Voor dit bestemmingsplan betekent de vertaling van het aangescherpte landelijk beleid op hoofdlijnen dat binnen bestaand gebied alsmede bij nieuwe ontwikkelingen 'slimmer en creatiever' met schoon hemelwater moet worden omgegaan waarbij in de juiste volgorde het principe van 'vasthouden, bergen en afvoeren' van hemelwater gehanteerd moet worden.
Vertaald naar normen, waarbij tevens met de laatste richtlijnen van het Waterschap Limburg rekening wordt gehouden, betekent dit dat in principe 0% van het 'schoon' afvoerend oppervlak bij nieuwe plannen en 80% van de bestaande afvoerende verharding op het gemeentelijke rioolstelsel wordt aangesloten. Voor het overtollige hemelwater van respectievelijk de resterende 100% en 20% is het eerder genoemde principe van 'vasthouden, bergen en afvoeren' van toepassing. Daarnaast wordt tevens onderzocht of hergebruik van schoon hemelwater tot de mogelijkheden behoort.

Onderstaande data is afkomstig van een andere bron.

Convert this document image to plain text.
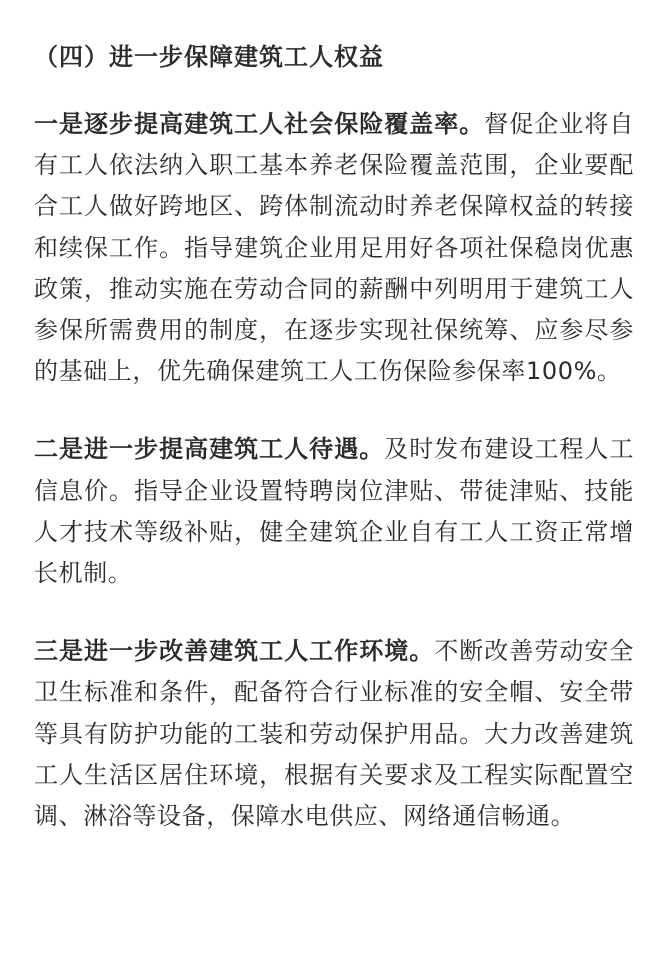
（四）进一步保障建筑工人权益

一是逐步提高建筑工人社会保险覆盖率。督促企业将自有工人依法纳入职工基本养老保险覆盖范围，企业要配合工人做好跨地区、跨体制流动时养老保障权益的转接和续保工作。指导建筑企业用足用好各项社保稳岗优惠政策，推动实施在劳动合同的薪酬中列明用于建筑工人参保所需费用的制度，在逐步实现社保统筹、应参尽参的基础上，优先确保建筑工人工伤保险参保率100%。

二是进一步提高建筑工人待遇。及时发布建设工程人工信息价。指导企业设置特聘岗位津贴、带徒津贴、技能人才技术等级补贴，健全建筑企业自有工人工资正常增长机制。

三是进一步改善建筑工人工作环境。不断改善劳动安全卫生标准和条件，配备符合行业标准的安全帽、安全带等具有防护功能的工装和劳动保护用品。大力改善建筑工人生活区居住环境，根据有关要求及工程实际配置空调、淋浴等设备，保障水电供应、网络通信畅通。
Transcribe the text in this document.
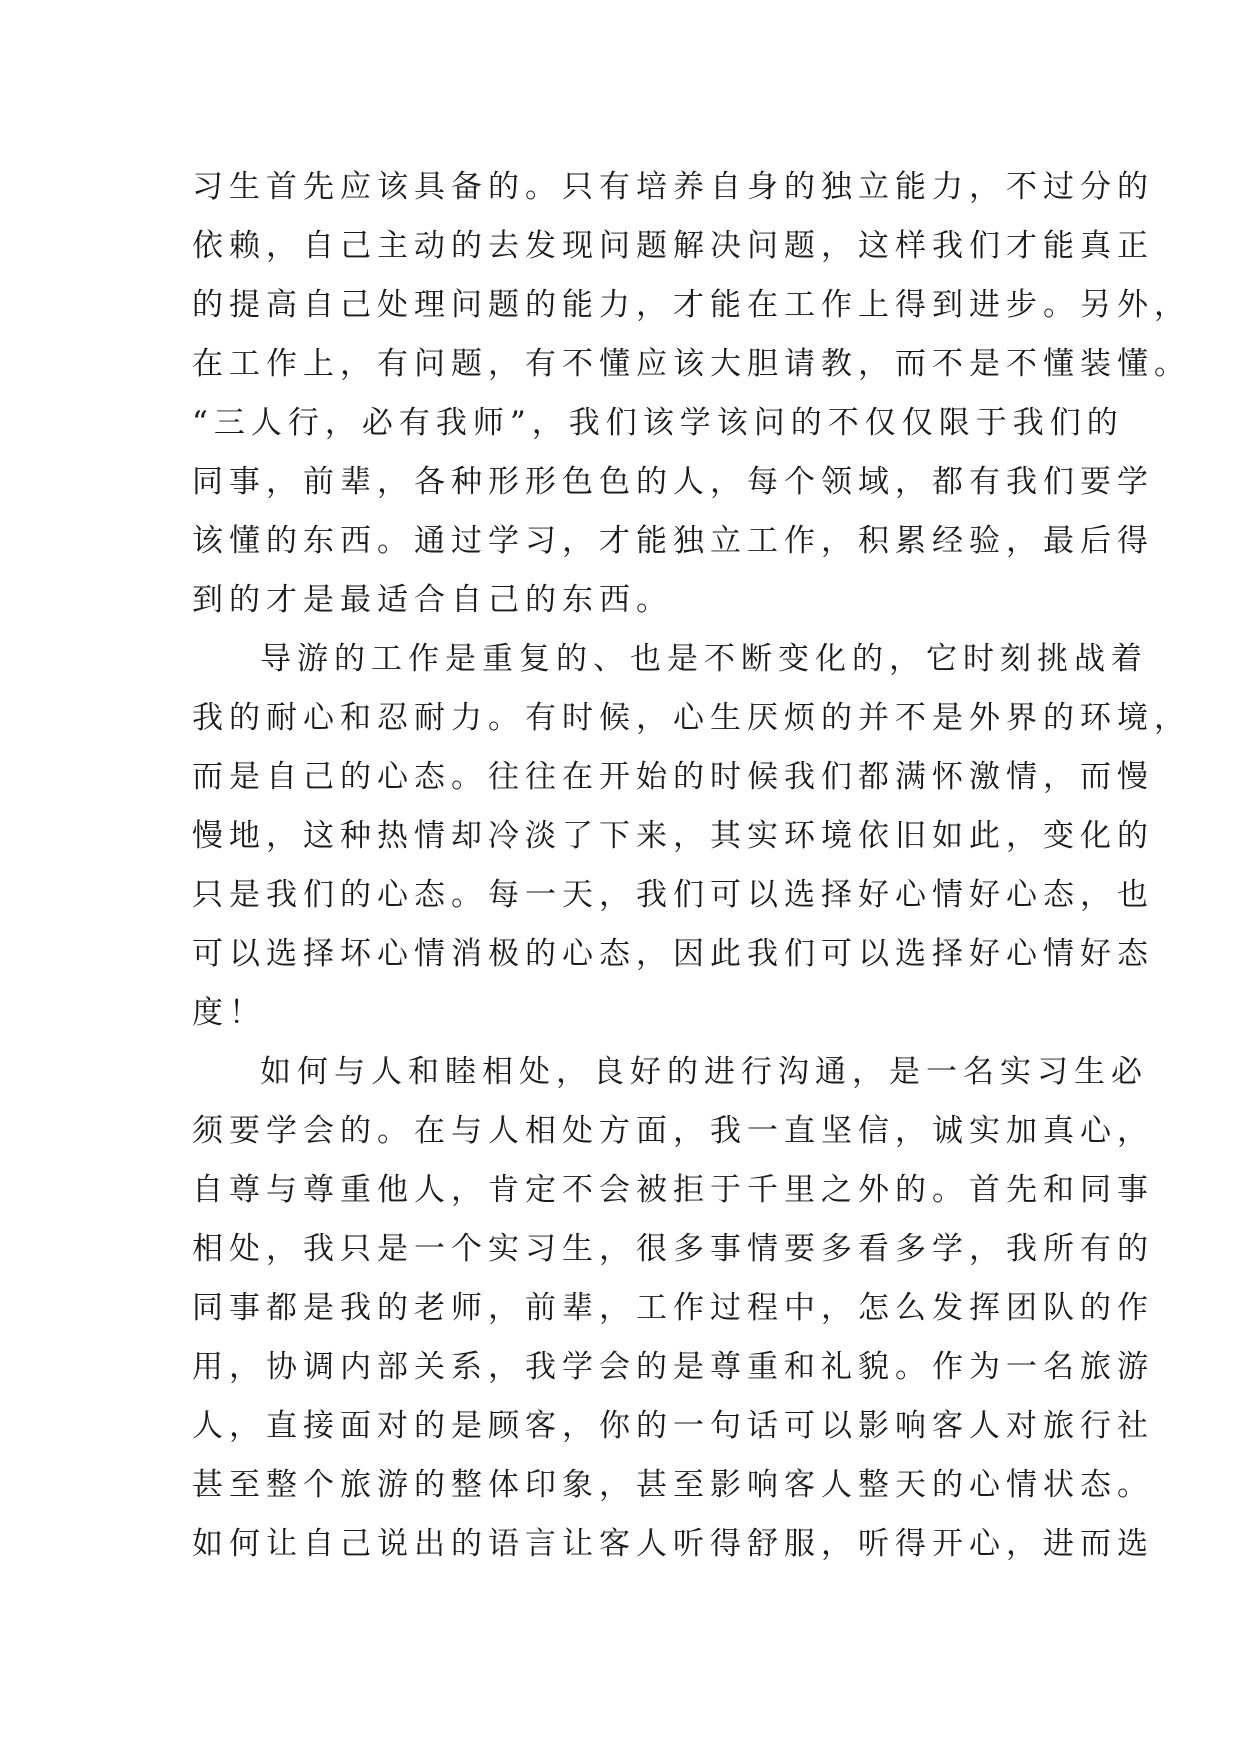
习生首先应该具备的。只有培养自身的独立能力，不过分的
依赖，自己主动的去发现问题解决问题，这样我们才能真正
的提高自己处理问题的能力，才能在工作上得到进步。另外，
在工作上，有问题，有不懂应该大胆请教，而不是不懂装懂。
“三人行，必有我师”，我们该学该问的不仅仅限于我们的
同事，前辈，各种形形色色的人，每个领域，都有我们要学
该懂的东西。通过学习，才能独立工作，积累经验，最后得
到的才是最适合自己的东西。
导游的工作是重复的、也是不断变化的，它时刻挑战着
我的耐心和忍耐力。有时候，心生厌烦的并不是外界的环境，
而是自己的心态。往往在开始的时候我们都满怀激情，而慢
慢地，这种热情却冷淡了下来，其实环境依旧如此，变化的
只是我们的心态。每一天，我们可以选择好心情好心态，也
可以选择坏心情消极的心态，因此我们可以选择好心情好态
度！
如何与人和睦相处，良好的进行沟通，是一名实习生必
须要学会的。在与人相处方面，我一直坚信，诚实加真心，
自尊与尊重他人，肯定不会被拒于千里之外的。首先和同事
相处，我只是一个实习生，很多事情要多看多学，我所有的
同事都是我的老师，前辈，工作过程中，怎么发挥团队的作
用，协调内部关系，我学会的是尊重和礼貌。作为一名旅游
人，直接面对的是顾客，你的一句话可以影响客人对旅行社
甚至整个旅游的整体印象，甚至影响客人整天的心情状态。
如何让自己说出的语言让客人听得舒服，听得开心，进而选
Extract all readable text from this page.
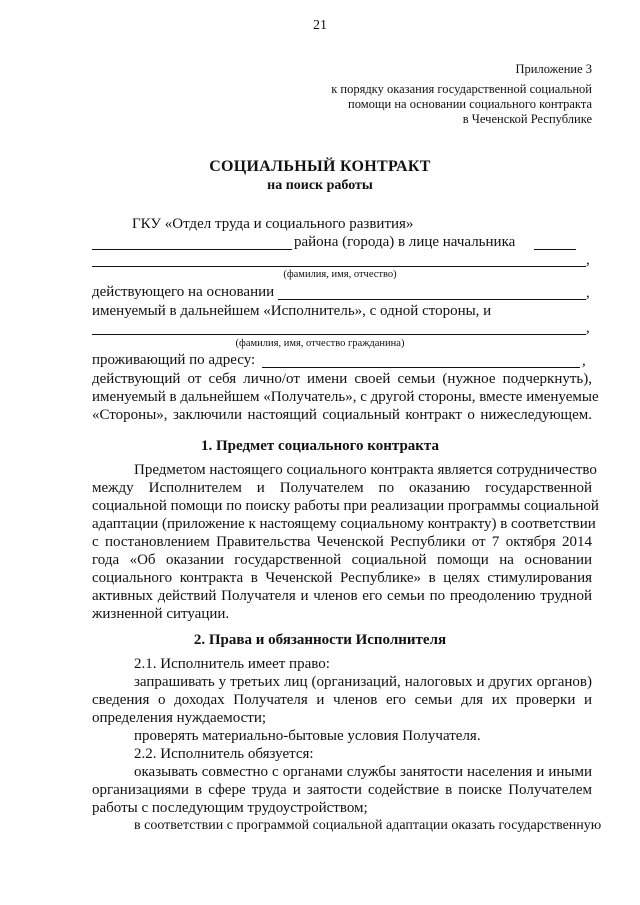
21
Приложение 3
к порядку оказания государственной социальной
помощи на основании социального контракта
в Чеченской Республике
СОЦИАЛЬНЫЙ КОНТРАКТ
на поиск работы
ГКУ «Отдел труда и социального развития»
района (города) в лице начальника
,
(фамилия, имя, отчество)
действующего на основании	,
именуемый в дальнейшем «Исполнитель», с одной стороны, и
,
(фамилия, имя, отчество гражданина)
проживающий по адресу:	,
действующий от себя лично/от имени своей семьи (нужное подчеркнуть),
именуемый в дальнейшем «Получатель», с другой стороны, вместе именуемые
«Стороны», заключили настоящий социальный контракт о нижеследующем.
1. Предмет социального контракта
Предметом настоящего социального контракта является сотрудничество
между Исполнителем и Получателем по оказанию государственной
социальной помощи по поиску работы при реализации программы социальной
адаптации (приложение к настоящему социальному контракту) в соответствии
с постановлением Правительства Чеченской Республики от 7 октября 2014
года «Об оказании государственной социальной помощи на основании
социального контракта в Чеченской Республике» в целях стимулирования
активных действий Получателя и членов его семьи по преодолению трудной
жизненной ситуации.
2. Права и обязанности Исполнителя
2.1. Исполнитель имеет право:
запрашивать у третьих лиц (организаций, налоговых и других органов)
сведения о доходах Получателя и членов его семьи для их проверки и
определения нуждаемости;
проверять материально-бытовые условия Получателя.
2.2. Исполнитель обязуется:
оказывать совместно с органами службы занятости населения и иными
организациями в сфере труда и заятости содействие в поиске Получателем
работы с последующим трудоустройством;
в соответствии с программой социальной адаптации оказать государственную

Vanuit waterkwaliteit gezien wordt met de trits 'voorkomen, scheiden, zuiveren' rekening gehouden. Dit betekent dat bij afkoppelen van schoon hemelwater de voorkeursvolgorde hergebruik van water, infiltratie, lozen op het oppervlaktewater en als laatste lozen op de riolering wordt toegepast. Indien infiltratie wordt toegepast zal door bronmaatregelen en waar nodig met effectgerichte maatregelen worden voorkomen dat het afgekoppelde water een diffuse bron van verontreiniging wordt.
In onderstaande tabel staan de doelen van het rioleringsplan weergegeven.
1 | Inzameling van het op gemeentelijk gebied geproduceerde afvalwater en neerslag die niet direct in het oppervlaktewater wordt geloosd of infiltreert in de bodem. |
2 | Transport van het ingezamelde afvalwater en zo min mogelijk neerslag naar het overnamepunt van het waterschap. |
3 | Beperken van vuilemissie naar het oppervlaktewater. |
4 | Beperken van vuilemissie naar de bodem. |
5 | Beperken van wateroverlast. |
6 | Duurzaam omgaan met water. |
7 | Voorkomen van overlast anders dan wateroverlast, zoals stank en ingezakte wegdelen. |
8 | Doelmatig beheer en goed gebruik van de riolering. |
De doelen zijn in het rioleringsplan vertaald naar functionele eisen die voorzien zijn van een maatstaf en een meetmethode. Door de functionele eisen te toetsen aan de huidige situatie, kan worden nagegaan in hoeverre de gemeente aan haar gestelde doelen voldoet.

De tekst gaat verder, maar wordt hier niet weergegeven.